Selective use of sentinel lymph node surgery during prophylactic mastectomy




Patients with invasive cancer identified at the time of prophylactic mastectomy (PM) will require axillary lymph node dissection for staging; therefore, many surgeons advocate sentinel lymph node (SLN) surgery at the time of PM. The current study investigates the invasive cancer rate in PM and evaluates factors associated with invasive cancer to guide SLN surgery use.


Patients undergoing PM at the M. D. Anderson Cancer Center between January 2000 and July 2005 were identified from a prospective database. Clinical, radiographic, and pathologic data were collected.

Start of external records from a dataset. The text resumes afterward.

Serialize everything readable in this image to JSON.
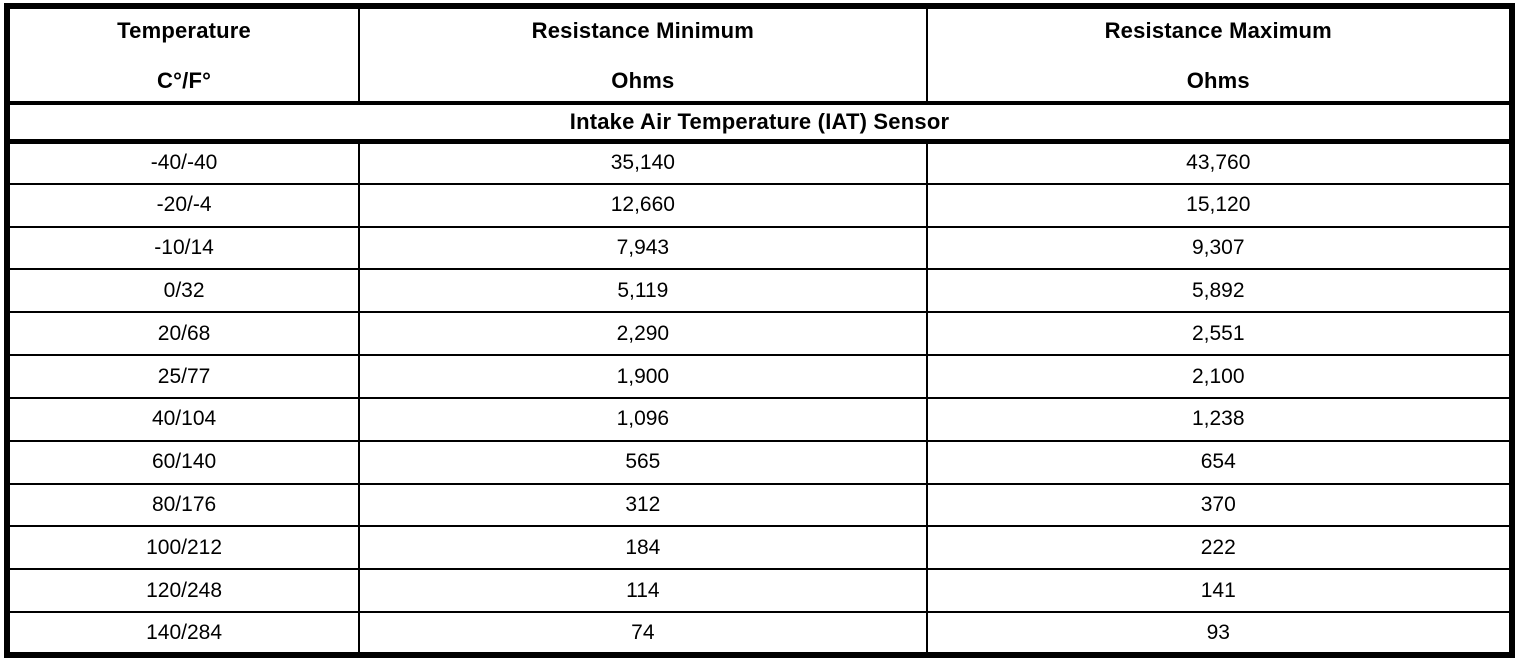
{
  "page": {
    "background": "#ffffff",
    "line_color": "#000000",
    "text_color": "#000000"
  },
  "table": {
    "columns": [
      {
        "label": "Temperature",
        "unit": "C°/F°"
      },
      {
        "label": "Resistance Minimum",
        "unit": "Ohms"
      },
      {
        "label": "Resistance Maximum",
        "unit": "Ohms"
      }
    ],
    "section_title": "Intake Air Temperature (IAT) Sensor",
    "rows": [
      {
        "temp": "-40/-40",
        "min": "35,140",
        "max": "43,760"
      },
      {
        "temp": "-20/-4",
        "min": "12,660",
        "max": "15,120"
      },
      {
        "temp": "-10/14",
        "min": "7,943",
        "max": "9,307"
      },
      {
        "temp": "0/32",
        "min": "5,119",
        "max": "5,892"
      },
      {
        "temp": "20/68",
        "min": "2,290",
        "max": "2,551"
      },
      {
        "temp": "25/77",
        "min": "1,900",
        "max": "2,100"
      },
      {
        "temp": "40/104",
        "min": "1,096",
        "max": "1,238"
      },
      {
        "temp": "60/140",
        "min": "565",
        "max": "654"
      },
      {
        "temp": "80/176",
        "min": "312",
        "max": "370"
      },
      {
        "temp": "100/212",
        "min": "184",
        "max": "222"
      },
      {
        "temp": "120/248",
        "min": "114",
        "max": "141"
      },
      {
        "temp": "140/284",
        "min": "74",
        "max": "93"
      }
    ]
  }
}
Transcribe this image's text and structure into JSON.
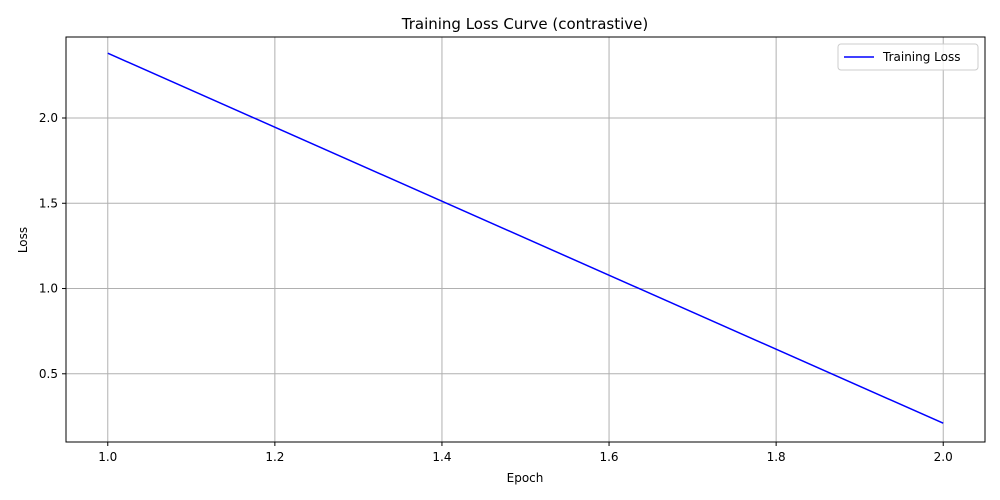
{
  "chart_data": {
    "type": "line",
    "title": "Training Loss Curve (contrastive)",
    "xlabel": "Epoch",
    "ylabel": "Loss",
    "x": [
      1.0,
      2.0
    ],
    "series": [
      {
        "name": "Training Loss",
        "values": [
          2.38,
          0.21
        ],
        "color": "#0000ff"
      }
    ],
    "xlim": [
      0.95,
      2.05
    ],
    "ylim": [
      0.1,
      2.475
    ],
    "xticks": [
      1.0,
      1.2,
      1.4,
      1.6,
      1.8,
      2.0
    ],
    "xtick_labels": [
      "1.0",
      "1.2",
      "1.4",
      "1.6",
      "1.8",
      "2.0"
    ],
    "yticks": [
      0.5,
      1.0,
      1.5,
      2.0
    ],
    "ytick_labels": [
      "0.5",
      "1.0",
      "1.5",
      "2.0"
    ],
    "grid": true,
    "legend_position": "top-right",
    "grid_color": "#b0b0b0"
  }
}
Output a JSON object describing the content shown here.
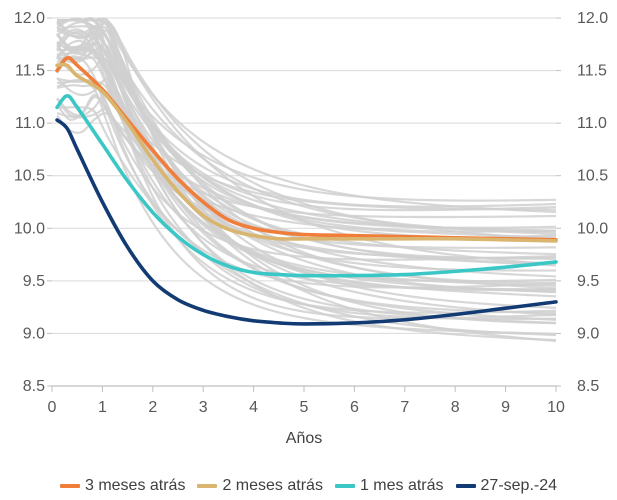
{
  "chart_data": {
    "type": "line",
    "xlabel": "Años",
    "ylabel": "",
    "xlim": [
      0,
      10
    ],
    "ylim": [
      8.5,
      12.0
    ],
    "x_ticks": [
      "0",
      "1",
      "2",
      "3",
      "4",
      "5",
      "6",
      "7",
      "8",
      "9",
      "10"
    ],
    "y_ticks": [
      "8.5",
      "9.0",
      "9.5",
      "10.0",
      "10.5",
      "11.0",
      "11.5",
      "12.0"
    ],
    "secondary_y_axis": true,
    "grid": "horizontal",
    "legend_position": "bottom",
    "background_curves_color": "#d0d0d0",
    "x": [
      0.1,
      0.3,
      0.5,
      1,
      1.5,
      2,
      2.5,
      3,
      3.5,
      4,
      4.5,
      5,
      6,
      7,
      8,
      9,
      10
    ],
    "series": [
      {
        "name": "3 meses atrás",
        "color": "#F07D39",
        "values": [
          11.5,
          11.62,
          11.55,
          11.32,
          11.03,
          10.74,
          10.47,
          10.25,
          10.08,
          10.0,
          9.96,
          9.94,
          9.93,
          9.92,
          9.91,
          9.9,
          9.89
        ]
      },
      {
        "name": "2 meses atrás",
        "color": "#D9B56F",
        "values": [
          11.55,
          11.55,
          11.45,
          11.3,
          11.0,
          10.65,
          10.35,
          10.12,
          9.99,
          9.93,
          9.9,
          9.9,
          9.9,
          9.9,
          9.9,
          9.89,
          9.88
        ]
      },
      {
        "name": "1 mes atrás",
        "color": "#3CC7C7",
        "values": [
          11.15,
          11.26,
          11.15,
          10.8,
          10.45,
          10.15,
          9.92,
          9.75,
          9.64,
          9.58,
          9.56,
          9.55,
          9.55,
          9.56,
          9.59,
          9.63,
          9.68
        ]
      },
      {
        "name": "27-sep.-24",
        "color": "#123B73",
        "values": [
          11.03,
          10.95,
          10.75,
          10.25,
          9.82,
          9.5,
          9.32,
          9.22,
          9.16,
          9.12,
          9.1,
          9.09,
          9.1,
          9.13,
          9.18,
          9.24,
          9.3
        ]
      }
    ]
  }
}
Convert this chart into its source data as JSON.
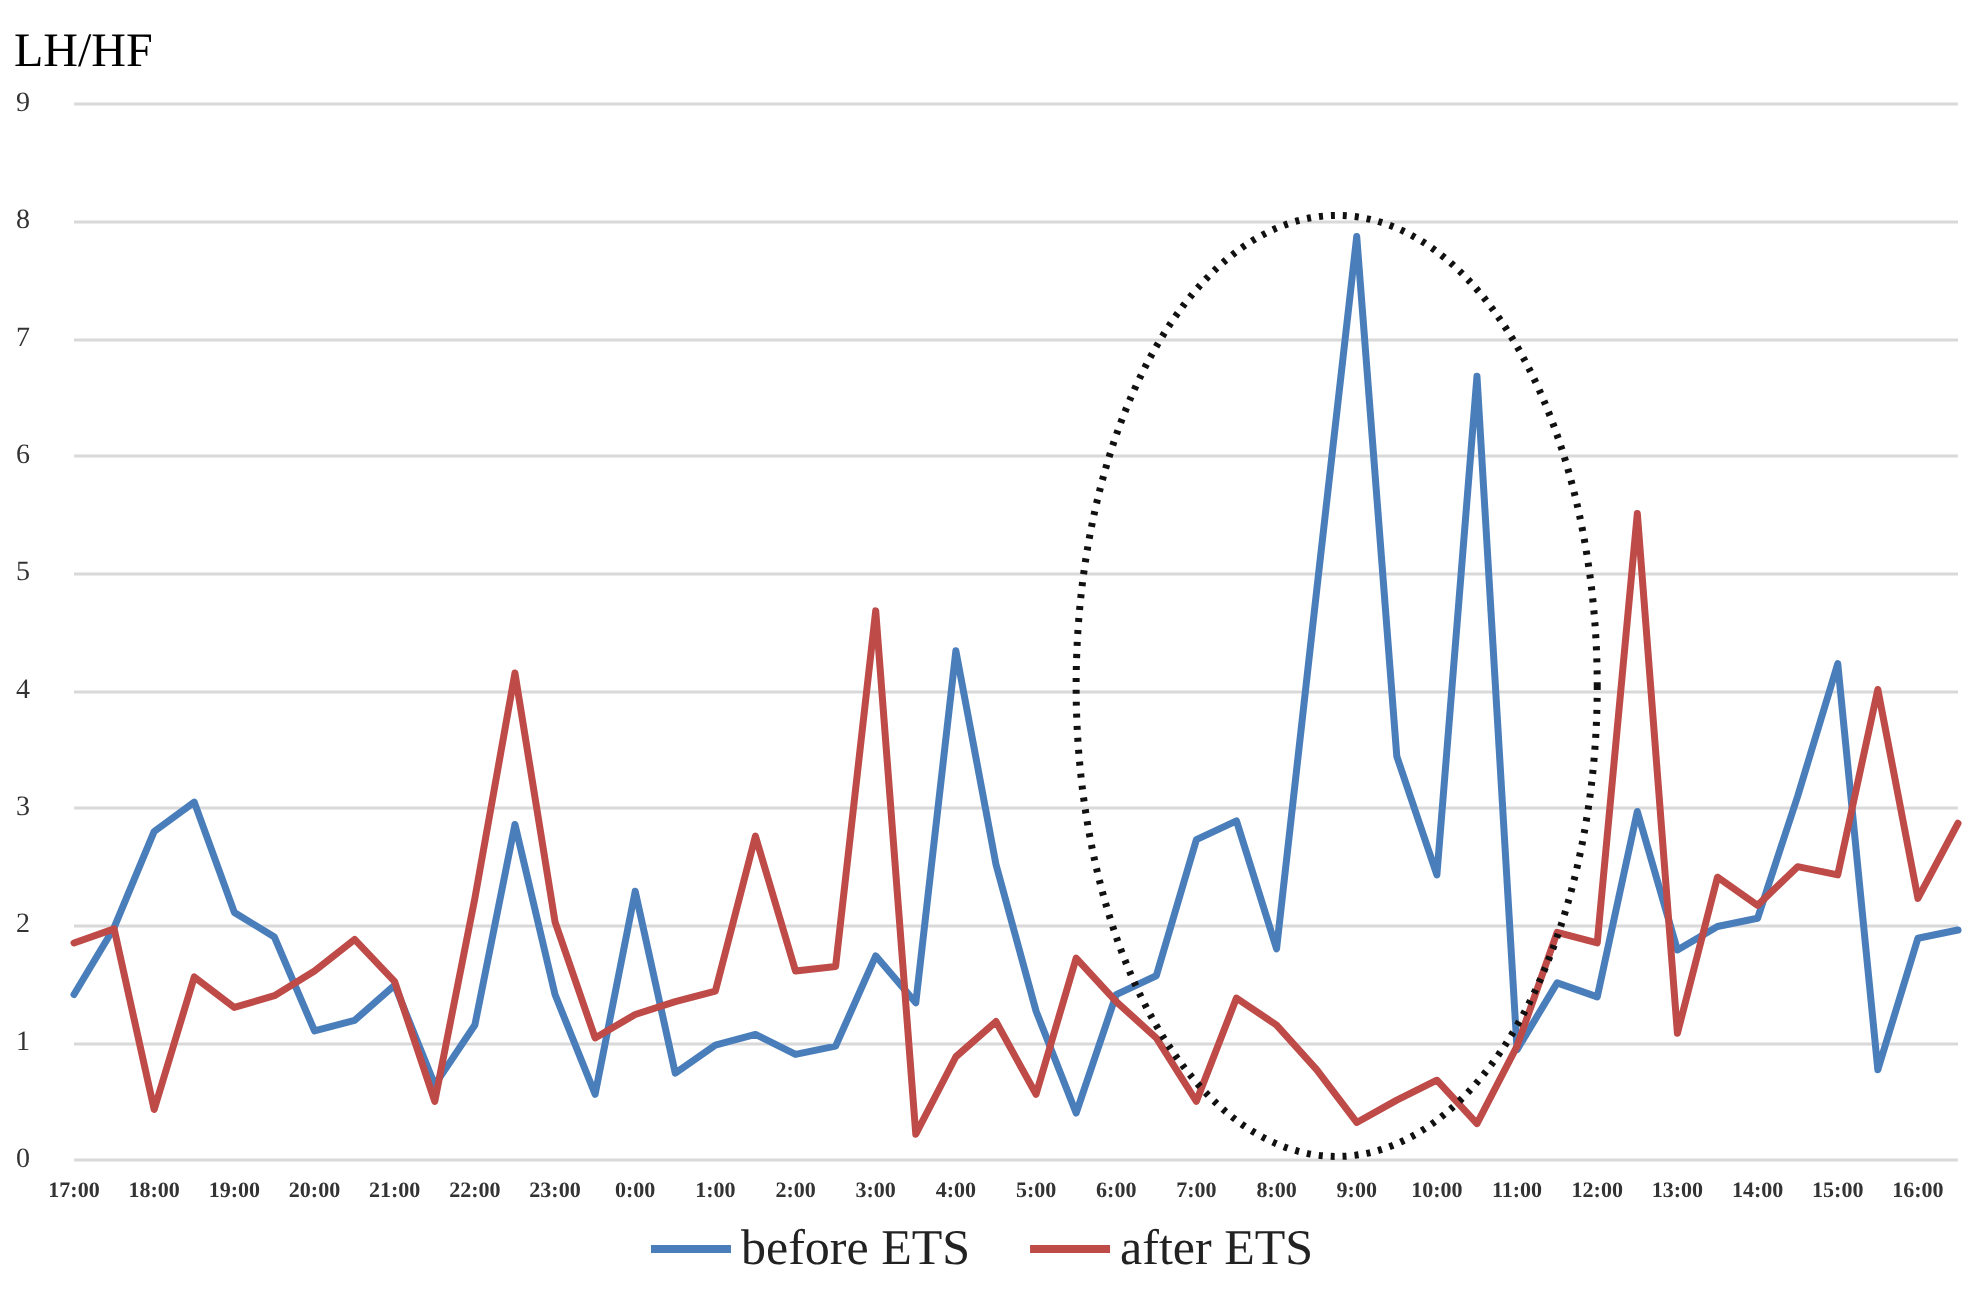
{
  "chart_data": {
    "type": "line",
    "ylabel": "LH/HF",
    "categories": [
      "17:00",
      null,
      "18:00",
      null,
      "19:00",
      null,
      "20:00",
      null,
      "21:00",
      null,
      "22:00",
      null,
      "23:00",
      null,
      "0:00",
      null,
      "1:00",
      null,
      "2:00",
      null,
      "3:00",
      null,
      "4:00",
      null,
      "5:00",
      null,
      "6:00",
      null,
      "7:00",
      null,
      "8:00",
      null,
      "9:00",
      null,
      "10:00",
      null,
      "11:00",
      null,
      "12:00",
      null,
      "13:00",
      null,
      "14:00",
      null,
      "15:00",
      null,
      "16:00",
      null
    ],
    "series": [
      {
        "name": "before ETS",
        "color": "#4a7ebb",
        "values": [
          1.41,
          1.98,
          2.8,
          3.05,
          2.11,
          1.9,
          1.1,
          1.19,
          1.49,
          0.64,
          1.15,
          2.86,
          1.41,
          0.56,
          2.29,
          0.74,
          0.98,
          1.07,
          0.9,
          0.97,
          1.74,
          1.34,
          4.34,
          2.52,
          1.27,
          0.4,
          1.41,
          1.57,
          2.73,
          2.89,
          1.8,
          4.85,
          7.87,
          3.44,
          2.43,
          6.68,
          0.94,
          1.51,
          1.39,
          2.97,
          1.79,
          1.99,
          2.06,
          3.1,
          4.23,
          0.77,
          1.89,
          1.96
        ]
      },
      {
        "name": "after ETS",
        "color": "#be4b48",
        "values": [
          1.85,
          1.97,
          0.43,
          1.56,
          1.3,
          1.4,
          1.61,
          1.88,
          1.52,
          0.5,
          2.23,
          4.15,
          2.03,
          1.04,
          1.24,
          1.35,
          1.44,
          2.76,
          1.61,
          1.65,
          4.68,
          0.22,
          0.88,
          1.18,
          0.56,
          1.72,
          1.35,
          1.04,
          0.5,
          1.38,
          1.15,
          0.77,
          0.32,
          0.51,
          0.68,
          0.31,
          0.97,
          1.94,
          1.85,
          5.51,
          1.08,
          2.41,
          2.17,
          2.5,
          2.43,
          4.01,
          2.23,
          2.87
        ]
      }
    ],
    "ylim": [
      0,
      9
    ],
    "yticks": [
      0,
      1,
      2,
      3,
      4,
      5,
      6,
      7,
      8,
      9
    ],
    "grid": "y",
    "legend": "bottom",
    "marker": "none",
    "line_style": "solid"
  }
}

A total of 409 patients (436 PM cases) were identified; 382 underwent contralateral PM (CPM) and 27 underwent bilateral PM (BPM). Cancer was identified in 22 of 436 PM cases (5%). Of these, 14 patients (64%) had ductal carcinoma in situ (DCIS). Only 8 patients (1.8%) had invasive cancer, with a mean tumor size of 5 mm (range, 2–9 mm). There was no difference in the occult cancer rate between CPM and BPM. No cases of invasive cancer were identified in the 23 patients with BRCA mutations. Significantly increased risk of invasive cancer in the PM breast was seen in postmenopausal patients (3.7%; P = .007), patients age >60 years (7.5%; P = .008), and patients with history of invasive lobular carcinoma (9.7%; P = .0002) or lobular carcinoma in situ (LCIS) (7.7%; P = .008).


The frequency of cancer in PM is very low and the majority represents DCIS. Therefore, routine use of SLN surgery in all patients undergoing PM is not warranted. However, patients at higher risk for whom SLN surgery should be considered include older women and patients with a history of lobular cancer or LCIS. Cancer 2006. © 2006 American Cancer Society.